OccupantRJ
Well-known member
I'm in the middle of putting plywood on the interior walls of my shop. I have read a few threads here relative to which way to install the plywood, whether vertically or horizontally. I also intended to space the panels a 32nd of an inch to allow easier caulking. Here is what I have encountered, as this may help someone else.
1. If you have an 8 foot high sidewall, vertical gives a few less visual seam distractions.
2. Vertical seems easier to place by yourself at this height. (bear hug style) I am using a drywall screwgun, and did not do a horizontal installation due to not having to use a countersink for the vertical mode, due to the fact that a screw placed close to the end of a sheet of plywood at butted end joints without first using a countersink will break and chip out the remaining short end grain between the screw and the end of the sheet. On the vertical application, I was able to prevent this because you have more contact area to your top and bottom plate, and the screw can then be placed further from the ends of the sheets. Side seams do OK, but can bulge factory edges, so you may want to nail install sheets to hold them in place, then come back and do your screw-out.
3 Use tempory support nails driven into the joint of the base plate /concrete block joint to help you place the panel. Remove them later.
4.I was going to use small panel nails to space the plywood for caulkable joints, but found it too difficult to fight the bowing of the plywood and the difficulty of aligning the panel by myself to make it worthwhile. Stud to sheet edge would have slowly accumulated errors also. Without using screws, the plywood would have been hard to pull tight to the studs, using a finish nailer. The plywood factory is only a few miles away, whether the plywood needed more time after manufacture, and before store delivery, to stabilize while banded, is debateable.
5. I used a finish nail gun to temporarily attach key points of the panel until I had control of it, then added 1-5/8" coarse thread drywall screws to permanently attach. The plywood I got from Lowes was relatively flat, but bowed even while being transported home at night, enough so that I had a hell of a time getting it aligned and flattened out on the studs by myself, and I'm not inexperienced.
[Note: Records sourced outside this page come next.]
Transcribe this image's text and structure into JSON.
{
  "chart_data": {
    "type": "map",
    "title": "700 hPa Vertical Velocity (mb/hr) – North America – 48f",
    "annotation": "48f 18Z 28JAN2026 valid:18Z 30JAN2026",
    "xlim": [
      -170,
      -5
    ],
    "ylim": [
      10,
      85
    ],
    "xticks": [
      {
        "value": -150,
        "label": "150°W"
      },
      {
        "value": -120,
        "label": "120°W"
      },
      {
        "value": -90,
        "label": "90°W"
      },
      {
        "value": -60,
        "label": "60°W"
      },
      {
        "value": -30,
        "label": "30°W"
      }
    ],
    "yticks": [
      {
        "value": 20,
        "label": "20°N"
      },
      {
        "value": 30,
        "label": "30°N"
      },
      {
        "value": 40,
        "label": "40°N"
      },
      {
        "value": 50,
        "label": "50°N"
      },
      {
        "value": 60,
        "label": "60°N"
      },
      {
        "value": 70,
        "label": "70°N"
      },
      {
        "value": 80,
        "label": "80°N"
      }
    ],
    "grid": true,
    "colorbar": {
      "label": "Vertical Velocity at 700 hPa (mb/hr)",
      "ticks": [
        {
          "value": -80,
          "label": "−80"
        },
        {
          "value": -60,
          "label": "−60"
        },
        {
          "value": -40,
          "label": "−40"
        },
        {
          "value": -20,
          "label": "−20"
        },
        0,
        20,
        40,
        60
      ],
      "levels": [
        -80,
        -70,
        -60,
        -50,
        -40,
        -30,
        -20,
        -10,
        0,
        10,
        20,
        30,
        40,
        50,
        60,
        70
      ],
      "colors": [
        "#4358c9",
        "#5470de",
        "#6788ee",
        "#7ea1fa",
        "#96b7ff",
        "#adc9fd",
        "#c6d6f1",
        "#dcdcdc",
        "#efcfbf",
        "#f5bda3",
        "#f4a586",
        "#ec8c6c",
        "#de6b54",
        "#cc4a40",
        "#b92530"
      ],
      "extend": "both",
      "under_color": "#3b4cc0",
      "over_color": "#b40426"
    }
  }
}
6.Drywall screwgun has adjustable countersink capabilities, to set the screws like you want them.
I will post other observations as I encounter them.
RJ
1. If you have an 8 foot high sidewall, vertical gives a few less visual seam distractions.
2. Vertical seems easier to place by yourself at this height. (bear hug style) I am using a drywall screwgun, and did not do a horizontal installation due to not having to use a countersink for the vertical mode, due to the fact that a screw placed close to the end of a sheet of plywood at butted end joints without first using a countersink will break and chip out the remaining short end grain between the screw and the end of the sheet. On the vertical application, I was able to prevent this because you have more contact area to your top and bottom plate, and the screw can then be placed further from the ends of the sheets. Side seams do OK, but can bulge factory edges, so you may want to nail install sheets to hold them in place, then come back and do your screw-out.
3 Use tempory support nails driven into the joint of the base plate /concrete block joint to help you place the panel. Remove them later.
4.I was going to use small panel nails to space the plywood for caulkable joints, but found it too difficult to fight the bowing of the plywood and the difficulty of aligning the panel by myself to make it worthwhile. Stud to sheet edge would have slowly accumulated errors also. Without using screws, the plywood would have been hard to pull tight to the studs, using a finish nailer. The plywood factory is only a few miles away, whether the plywood needed more time after manufacture, and before store delivery, to stabilize while banded, is debateable.
5. I used a finish nail gun to temporarily attach key points of the panel until I had control of it, then added 1-5/8" coarse thread drywall screws to permanently attach. The plywood I got from Lowes was relatively flat, but bowed even while being transported home at night, enough so that I had a hell of a time getting it aligned and flattened out on the studs by myself, and I'm not inexperienced.
6.Drywall screwgun has adjustable countersink capabilities, to set the screws like you want them.
I will post other observations as I encounter them.
RJ

I can just barely see a vertical seem in that picture. Which for a 'shop' is no big deal at all, to me anyway.